Etude d’impact dans le cadre d’une demande d’autorisation de défricher pour un projet de centrales photovoltaïques au sol et d’une sous-station d’élévation de la tension, sur la commune d’Arue (40065E)

Le projet d’Arue consiste en l’implantation de 3 centrales photovoltaïques au sol de près de 37 MWc, sur une surface totale clôturée d’environ 60 ha, ainsi que d’une sous-station d’élévation de la tension pour le raccordement des parcs au réseau HTB. Ce projet permettra de produire annuellement environ 50 MWh, soit la production équivalente à la consommation de 9 000 foyers (20 340 habitants). Les centrales photovoltaïques utiliseront la technologie mobile (« trackers »).

Le site d’implantation est localisé dans un secteur relativement isolé, éloigné du bourg, non loin de l’autoroute A65 entre Langon et Pau.

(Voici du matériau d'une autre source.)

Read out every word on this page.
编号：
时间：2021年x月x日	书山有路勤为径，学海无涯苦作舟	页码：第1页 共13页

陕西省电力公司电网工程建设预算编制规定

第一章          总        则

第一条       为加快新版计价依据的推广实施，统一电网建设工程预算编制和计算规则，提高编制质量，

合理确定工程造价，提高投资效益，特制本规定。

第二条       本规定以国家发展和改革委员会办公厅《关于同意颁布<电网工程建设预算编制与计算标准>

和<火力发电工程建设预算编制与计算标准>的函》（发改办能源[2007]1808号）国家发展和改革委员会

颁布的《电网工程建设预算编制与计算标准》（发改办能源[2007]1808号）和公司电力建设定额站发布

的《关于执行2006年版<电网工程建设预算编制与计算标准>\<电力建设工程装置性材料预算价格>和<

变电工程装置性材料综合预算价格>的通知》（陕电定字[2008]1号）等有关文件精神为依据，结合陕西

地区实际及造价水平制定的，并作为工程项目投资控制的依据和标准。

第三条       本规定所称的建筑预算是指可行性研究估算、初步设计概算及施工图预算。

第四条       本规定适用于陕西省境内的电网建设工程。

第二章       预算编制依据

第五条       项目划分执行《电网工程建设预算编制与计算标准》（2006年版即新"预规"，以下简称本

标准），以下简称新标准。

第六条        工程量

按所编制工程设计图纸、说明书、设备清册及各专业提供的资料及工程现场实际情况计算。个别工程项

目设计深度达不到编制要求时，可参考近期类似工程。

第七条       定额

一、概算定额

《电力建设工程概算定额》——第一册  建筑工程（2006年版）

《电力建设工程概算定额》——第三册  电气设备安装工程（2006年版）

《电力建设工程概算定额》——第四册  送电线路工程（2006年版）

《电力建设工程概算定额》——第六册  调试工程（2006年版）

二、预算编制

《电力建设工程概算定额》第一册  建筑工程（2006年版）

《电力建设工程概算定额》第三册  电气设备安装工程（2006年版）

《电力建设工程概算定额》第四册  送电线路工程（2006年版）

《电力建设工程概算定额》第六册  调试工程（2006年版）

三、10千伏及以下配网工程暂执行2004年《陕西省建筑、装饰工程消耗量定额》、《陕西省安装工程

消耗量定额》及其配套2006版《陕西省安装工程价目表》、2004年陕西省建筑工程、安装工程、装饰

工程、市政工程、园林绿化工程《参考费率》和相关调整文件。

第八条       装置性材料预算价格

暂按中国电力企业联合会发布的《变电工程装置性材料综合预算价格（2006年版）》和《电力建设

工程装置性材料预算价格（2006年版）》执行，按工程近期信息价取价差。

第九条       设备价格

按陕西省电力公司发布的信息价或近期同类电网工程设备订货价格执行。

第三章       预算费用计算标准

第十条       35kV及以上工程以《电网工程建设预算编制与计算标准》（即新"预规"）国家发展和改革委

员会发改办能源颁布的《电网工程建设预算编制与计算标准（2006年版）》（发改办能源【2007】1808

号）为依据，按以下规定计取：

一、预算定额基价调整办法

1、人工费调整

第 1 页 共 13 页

Il est intersecté par le périmètre de la DUP de la LGV « Bordeaux-Espagne ». La zone projetée, petite partie de la Forêt Communale d’Arue, a été endommagée par les évènements météorologiques de ces dernières années (notamment la tempête Klaus de 2009). Une demande d’autorisation de défricher est donc nécessaire.

Le site a été retenu après exclusion des zones patrimoniales et d’inventaires, des zones à forte covisibilité, des zones à risques majeurs et grand projet (LGV), et surtout sur des parcelles « tempêtées » qui n’ont pas été ré-exploitées depuis. Par ailleurs, la commune a souhaité développer le potentiel solaire sur son territoire en y instaurant un zonage 1AUV dans son PLU (approuvé en 2012).

Le Maître d’Ouvrage a privilégié l’évitement de plusieurs secteurs sensibles d’un point de vue écologique (zones humides, habitat de la Pinède clairsemée et lande dégradée à Molinie bleue et Bourdaine). Le projet est toutefois implanté sur un site présentant des enjeux forts pour la faune, et à ce titre des mesures de compensation sont en cours d’étude.

Par ailleurs, la société Neoen a consulté la coopérative Alliances Forêt Bois pour la recherche de boisements compensateurs. Une convention de boisement sera signée, dans laquelle la coopérative s’engage à trouver les surfaces nécessaires pour la compensation, dans un délai maximal d’un an après obtention de l’autorisation de défricher. Cette démarche a été validée par la DDTM des Landes.

Une visite contradictoire a été effectuée en février 2017 avec le service « Forêt » de la DDTM des Landes, dans le cadre de l’instruction de la demande de défrichement. Elle n’a pas appelé de remarques spécifiques.

Enfin, l’Autorité Environnementale a rendu son avis sur le projet le 15 mars 2017 : l’étude d’impact intègre les éléments requis par le Code de l’environnement, le résumé non technique apparaît clair, l’analyse de l’état initial aborde l’ensemble des thématiques environnementales, l’analyse paysagère n’appelle pas d’observations particulières, etc.